Irvine-based Biolase Inc. has revised its credit agreement with Comerica Bank after falling out of compliance with loan covenants.
Comerica reduced Biolase’s domestic credit line to $4 million from a previous high of $6 million, according to a Securities and Exchange Commission filing. The company, which makes lasers used by doctors and dentists in the U.S. and Europe, retains a $4 million international credit line.
The SEC filing said the amendment to the loan from Dallas-based Comerica “revised certain financial covenants,” including one that involved an undisclosed figure for Biolase’s minimum earnings before interest, taxes, depreciation and amorti- zation.
“Biolase is now entering what has traditionally been its strongest revenue period of the year—September to December—and finalizing [the amendment] provides us with the flexibility to continue our growth,” Chief Executive Federico Pignatelli said in a release.
Biolase also issued warrants to Comerica that would allow the bank to buy up to 100,000 shares of stock at a price of $2 a share. Those warrants will expire in September 2018, Biolase said in the release.
Biolase also has filed papers with the SEC to sell $5 million worth of common stock, preferred stock and warrants.

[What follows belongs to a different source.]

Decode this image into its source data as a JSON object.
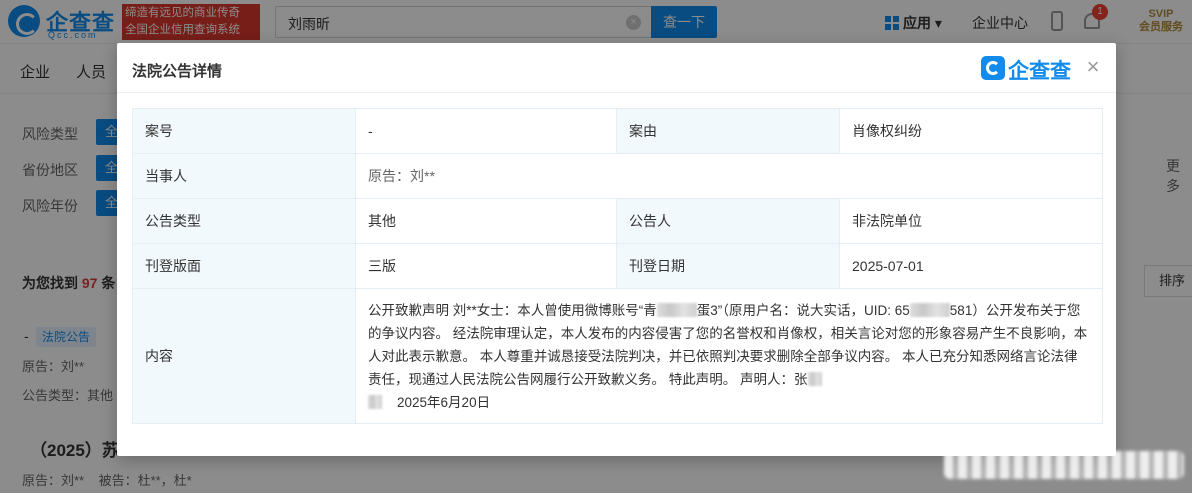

It said net proceeds from that offering would “primarily fund general and administrative expenses.”
The company had a loss of about $3 million on $57.4 million in sales in 2012. Its loss was narrowed from the prior two years, while sales were up about 16% from the year prior.
Sales have continued to increase this year, with revenue of nearly $29 million in the first two quarters and losses totaling about $5.1 million for the period.
The device maker amended its credit deal with Comerica roughly two weeks after it waged a spirited campaign against short sellers that the company contends caused a share collapse after it disclosed in another SEC filing that it wasn’t in compliance with a provision in its bank loan.
Biolase shares fell 34% on Aug. 14, a day after it said Comerica agreed to waive the company’s noncompliance with a condition saying that Biolase couldn’t have earnings before interest, taxes, depreciation and amortization of less than $500,000.
Biolase shares remain up by 5% since the start of the year despite the recent slide, with a recent market value of about $66.5 million.
Short Seller
Biolase’s revelations prompted a pair of critical mid-August articles by Richard Pearson, a former investment banker and writer of the Mox Reports blog on investor website Seeking Alpha. Pearson identified himself as a short seller in his articles.
Pearson contended in his first article that Biolase “is now in the middle of a near-term solvency crisis” that was revealed via its second-quarter report and its earnings call, and that it didn’t have money to repay the bank $6 million that was due.
Pearson’s second article claimed that Biolase “took the unusual step of halting its own stock while it arranged to put out a series of positive press releases to boost the price back up.”
He listed several “facts which indicate a liquidity crisis,” including continuing losses—Biolase has posted five consecutive quarters of losses since the loan deal was signed in May 2012—and a cash burn rate he claimed was $3 million per quarter.
Pignatelli Responds
Biolase and Pignatelli had their own critiques of Pearson’s articles.
Pignatelli said in a press release that Pearson’s articles contained “several inaccurate and therefore misleading statements on [the] website about Biolase and its current financial position, including assertions that Biolase … is on the brink of insolvency.”
The chief executive added that he believed that the comments “were intentionally directed to create uncalled-for anxiety amongst our shareholders with the intent to drive our stock price down.”
Pignatelli also said he believed there was a large amount of “naked shorting” taking place in Biolase’s stock. Naked shorting is when investors sell stocks without first borrowing the shares or ensuring that they can be borrowed.